I got a lovely greeting when I opened my window this morning...


----------



## EgypSwiftLady (Jan 14, 2008)

What a lovely way to start the day.


----------



## mr squeaks (Apr 14, 2005)

I cerrtainly agree, Becca! 

What kind of pijies are those?

Love, hugs and scritches

Shi


----------



## Pigeon lower (Oct 23, 2007)

they are chinese owls.. that colour is hard to get i went to a chinese owl auction because somone is losing his leg and health isuses he sold 81 of them 2 were that colour the one went for 62$ and other like 55$


----------



## mr squeaks (Apr 14, 2005)

They are certainly beautiful Chinese Owls!! And they sure do score off the charts on the "cuteness" factor!

Many thanks for the information, P_L...

Shi


----------



## Becca199212 (May 10, 2007)

They are Chinese owls. Pigeon Lower, I got mine for free from a local fancier who said he was 'happy to help a young'un along'  A great man, I didn't think they were that much to buy


----------



## Maggie-NC (Jun 22, 2005)

Becca, wish I could wake up to that every day. Loved the pictures but the video was precious. That lil pij really loves you.

Thanks for the treat.


----------



## Lovebirds (Sep 6, 2002)

Those are great pictures and the video is fabulous. Wish MY birds could come to my window, however, I"M the one who has to get up and go visit THEM early in the AM.


----------



## John_D (Jan 24, 2002)

Beautiful little guys, Becca. "Happiness is a cuddly pigeon" 

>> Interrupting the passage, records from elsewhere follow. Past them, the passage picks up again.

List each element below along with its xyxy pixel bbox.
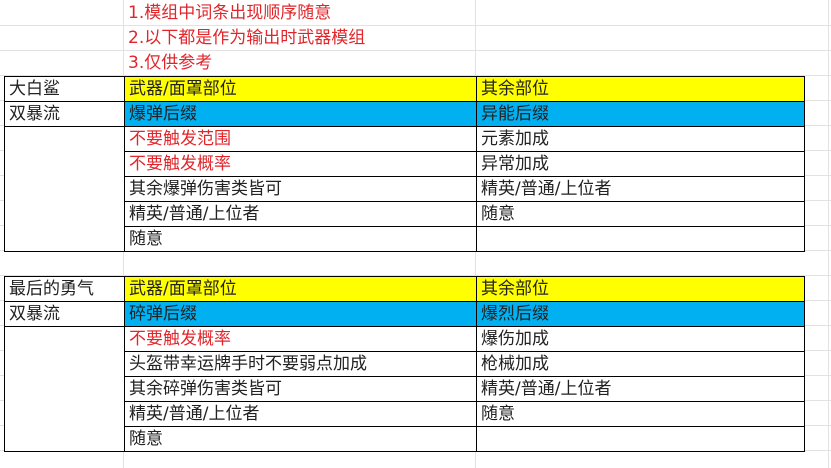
header-weapon-cell[interactable]: 武器/面罩部位 (124, 76, 477, 102)
note-2[interactable]: 2.以下都是作为输出时武器模组 (128, 28, 366, 48)
other-requirement-cell[interactable]: 随意 (476, 401, 805, 427)
weapon-requirement-cell[interactable]: 随意 (124, 226, 477, 252)
weapon-requirement-cell[interactable]: 随意 (124, 426, 477, 452)
weapon-requirement-cell[interactable]: 精英/普通/上位者 (124, 401, 477, 427)
merged-empty-cell[interactable] (4, 326, 125, 452)
note-3[interactable]: 3.仅供参考 (128, 53, 213, 73)
suffix-weapon-cell[interactable]: 碎弹后缀 (124, 301, 477, 327)
build-name-cell[interactable]: 最后的勇气 (4, 276, 125, 302)
weapon-requirement-cell[interactable]: 其余爆弹伤害类皆可 (124, 176, 477, 202)
weapon-requirement-cell[interactable]: 不要触发范围 (124, 126, 477, 152)
other-requirement-cell[interactable]: 随意 (476, 201, 805, 227)
merged-empty-cell[interactable] (4, 126, 125, 252)
other-requirement-cell[interactable]: 精英/普通/上位者 (476, 176, 805, 202)
build-type-cell[interactable]: 双暴流 (4, 101, 125, 127)
build-name-cell[interactable]: 大白鲨 (4, 76, 125, 102)
other-requirement-cell[interactable]: 爆伤加成 (476, 326, 805, 352)
header-other-cell[interactable]: 其余部位 (476, 76, 805, 102)
other-requirement-cell[interactable]: 元素加成 (476, 126, 805, 152)
suffix-weapon-cell[interactable]: 爆弹后缀 (124, 101, 477, 127)
build-type-cell[interactable]: 双暴流 (4, 301, 125, 327)
weapon-requirement-cell[interactable]: 不要触发概率 (124, 326, 477, 352)
weapon-requirement-cell[interactable]: 其余碎弹伤害类皆可 (124, 376, 477, 402)
other-requirement-cell[interactable]: 精英/普通/上位者 (476, 376, 805, 402)
weapon-requirement-cell[interactable]: 精英/普通/上位者 (124, 201, 477, 227)
weapon-requirement-cell[interactable]: 不要触发概率 (124, 151, 477, 177)
note-1[interactable]: 1.模组中词条出现顺序随意 (128, 3, 332, 23)
other-requirement-cell[interactable]: 异常加成 (476, 151, 805, 177)
header-other-cell[interactable]: 其余部位 (476, 276, 805, 302)
weapon-requirement-cell[interactable]: 头盔带幸运牌手时不要弱点加成 (124, 351, 477, 377)
other-requirement-cell[interactable] (476, 226, 805, 252)
other-requirement-cell[interactable] (476, 426, 805, 452)
other-requirement-cell[interactable]: 枪械加成 (476, 351, 805, 377)
suffix-other-cell[interactable]: 爆烈后缀 (476, 301, 805, 327)
header-weapon-cell[interactable]: 武器/面罩部位 (124, 276, 477, 302)
suffix-other-cell[interactable]: 异能后缀 (476, 101, 805, 127)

They sure know who their friends are!

John


----------



## Feather (Dec 8, 2005)

Oh Becca this reminds me of Snow White. Are you singing and baking pies in there?

Those lil birdies are just beautiful. That is very special the way that they come to you.


----------



## basalt (Sep 6, 2007)

SO cute, my love for owls just gets bigger every time I see something like this. I've never seen one this color, and there's not much cuter than a cuddly pigeon indeed


----------



## Charis (Feb 11, 2007)

Very charming pictures and video.


----------



## BirdDogg10 (Aug 23, 2005)

Cute, if only my friend's other pigens were that friendly the only greetings I got from some of them was were pecks or wingslapped upside the hand & wrist, that or they'd try to run/fly off.

I noticed that chinese owls seemed to have a higher voice, didn't know that pigeons had different voices like people, dogs, etc...


----------



## Becca199212 (May 10, 2007)

Thanks for the comments! 
BirdDogg, they do have different coo's the one in the video is fairly young so his is still developing, occasionally you get the high pitched squeak out of him!


----------



## mini paul (Sep 16, 2007)

Becca199212 said:


> Thanks for the comments!
> BirdDogg, they do have different coo's the one in the video is fairly young so his is still developing, occasionally you get the high pitched squeak out of him!


nice pic`s and loved the vid, made me laugh m8


----------



## Skyeking (Jan 17, 2003)

What a lovely way to start the day!!!

Thanks for sharing.


----------